Il Pg della Cassazione: I magistrati non possono rilasciare interviste alla stampa. E chiede la sanzione per il pm del caso Ruby

28 Gen 2014 19:12 - di Redazione

I magistrati non possono rilasciare interviste alla stampa. E se lo fanno meritano una sanzione disciplinare. Sia che questo avvenga per vanità o voglia di apparire. Sia che avvenga per ristabilire la verità dei fatti. Una regola allegramente calpestata ogni giorno da stuoli di pm e giudici che sgomitano per apparire di fronte alle telecamere e non sanno resistere alla voglia di chiacchierare appena vedono spuntare un taccuino e un giornalista. Ieri il Sostituto Procuratore generale della Cassazione, Umberto Apice, ha ribadito con forza il concetto chiedendo, di conseguenza, la conferma della sanzione disciplinare della censura emessa dal Consiglio Superiore della Magistratura nei confronti di Annamaria Fiorillo, la pm per i minorenni di Milano che aveva voluto così smentire la ricostruzione fatta dall’allora ministro dell’Interno, Roberto Maroni sul caso Ruby.
Per il Pg della Cassazione è, quindi, da confermare la sanzione disciplinare della censura emessa dal Csm a carico del pm Fiorillo per aver rilasciato interviste spiegando il suo operato nella vicenda dell’affido di Ruby a Nicole Minetti, anzichè lasciare questo compito al Procuratore capo. Così avrebbe violato il dovere di riservatezza richiesto al magistrato.Entro un mese le Sezioni Unite dell’Alta Corte renderanno nota la decisione sulla questione.

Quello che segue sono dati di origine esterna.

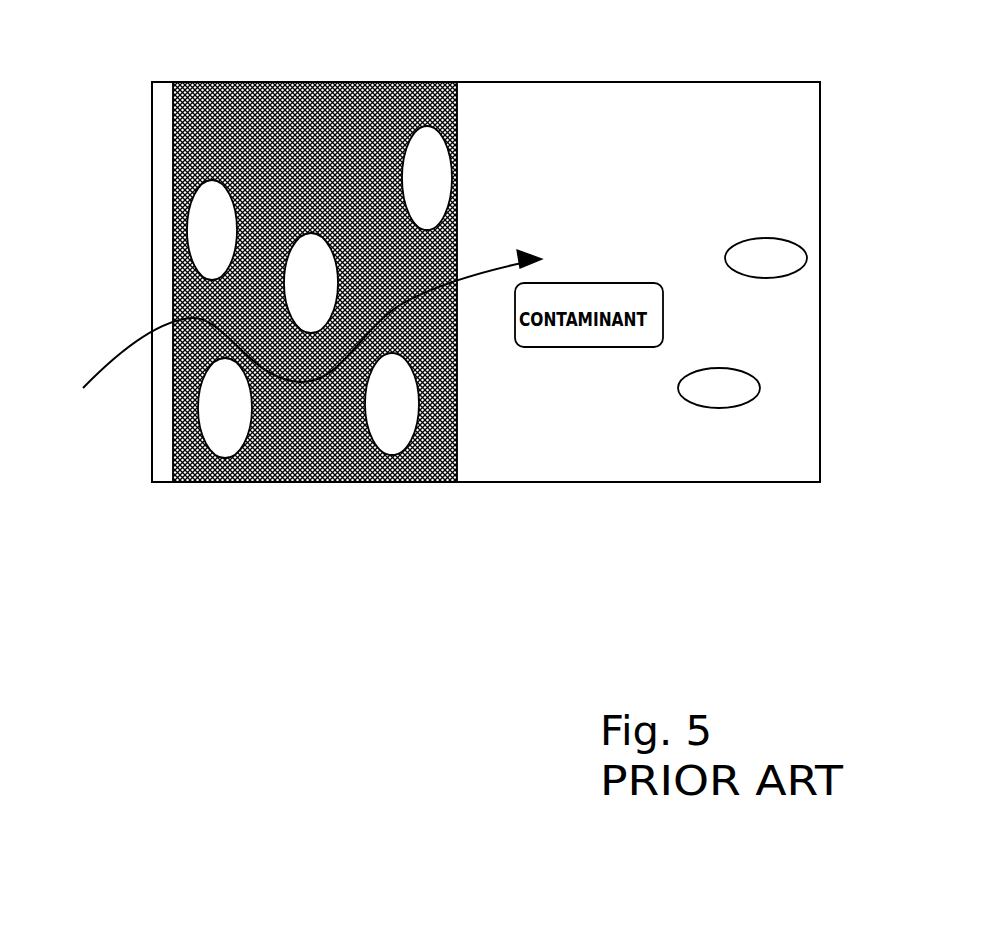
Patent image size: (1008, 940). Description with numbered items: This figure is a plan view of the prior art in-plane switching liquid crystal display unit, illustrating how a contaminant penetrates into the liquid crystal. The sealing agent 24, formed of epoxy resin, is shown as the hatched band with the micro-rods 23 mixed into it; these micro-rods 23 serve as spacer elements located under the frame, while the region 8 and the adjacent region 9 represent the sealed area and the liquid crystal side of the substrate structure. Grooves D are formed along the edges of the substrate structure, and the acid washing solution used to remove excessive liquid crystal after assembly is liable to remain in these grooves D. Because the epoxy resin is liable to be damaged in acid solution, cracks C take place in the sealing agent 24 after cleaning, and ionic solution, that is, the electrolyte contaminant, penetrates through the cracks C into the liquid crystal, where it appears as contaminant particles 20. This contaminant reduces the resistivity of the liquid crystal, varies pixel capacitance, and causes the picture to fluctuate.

The porous filter layer 8 is at (340, 251).
The filter substrate 9 is at (588, 100).
The micro-rods 23 is at (452, 178).
The sealing agent 24 is at (430, 482).
The contaminant particles 20 is at (712, 398).
The grooves D is at (161, 236).
The cracks C is at (120, 350).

«Certamente il pm Fiorillo non cercò il contatto con la stampa per smania di protagonismo ma per ristabilire la verità dei fatti: però il dovere del riserbo comporta che sui provvedimenti giudiziari non è il singolo magistrato che deve riferire all’opinione pubblica. Questa incombenza spetta al Capo dell’Ufficio», ha sostenuto il Pg, Apice, nella sua requisitoria chiedendo il rigetto del ricorso della pm dei minori Fiorillo contro la sanzione emessa dal Csm lo scorso dieci maggio. Inoltre il Pg ha rilevato che, soprattutto «alla luce della delicatezza della vicenda, balzava agli occhi che il caso sarebbe stato oggetto di strumentalizzazioni e distorsioni e questo aspetto avrebbe dovuto frenare la Fiorillo dall’impulso di far conoscere la sua verità, che poi è risultata essere la verità oggettiva».
Ad avviso del Pg Apice, «esistevano anche altre strade per far conoscere la verità, come le querele e la richiesta di rettifica anzichè intraprendere la scelta delle interviste dal momento che il magistrato non può rilasciare dichiarazioni alla stampa».
Fiorillo, difendendosi e contestando il verdetto di censura, ha sostenuto di non aver commesso alcuna violazione dal momento che «non esiste alcun divieto assoluto per il magistrato di manifestare il proprio pensiero. Specie in un caso come questo dove non si trattava solo di ristabilire la verità, ma anche di tutelare la proprio professionalità».
Il pm Fiorillo era di turno la notte del 27 maggio 2010 quando Ruby venne portata in questura e poi rilasciata e affidata all’allora consigliere regionale del Pdl, Nicole Minetti. Palazzo dei Marescialli l’ha sanzionata per le dichiarazioni alla stampa con cui smentì la ricostruzione fornita in Parlamento da Roberto Maroni, allora ministro dell’Interno
Nel ricostruire al Senato, sei mesi dopo i fatti, quello che era accaduto quella notte, Maroni riferì che l’allora premier Silvio Berlusconi aveva telefonato al capo di gabinetto della questura di Milano per chiedere informazioni sul fermo della ragazza che gli era stata segnalata come «la nipote del presidente Mubarak». E disse che l’affidamento di Ruby a Minetti era avvenuto «sulla base delle indicazioni del magistrato di turno». Un “via libera” che in realtà non c’era stato, come hanno dimostrato le registrazioni di quelle telefonate allegate al processo “Ruby” conclusosi in primo grado con la condanna del leader di Forza Italia.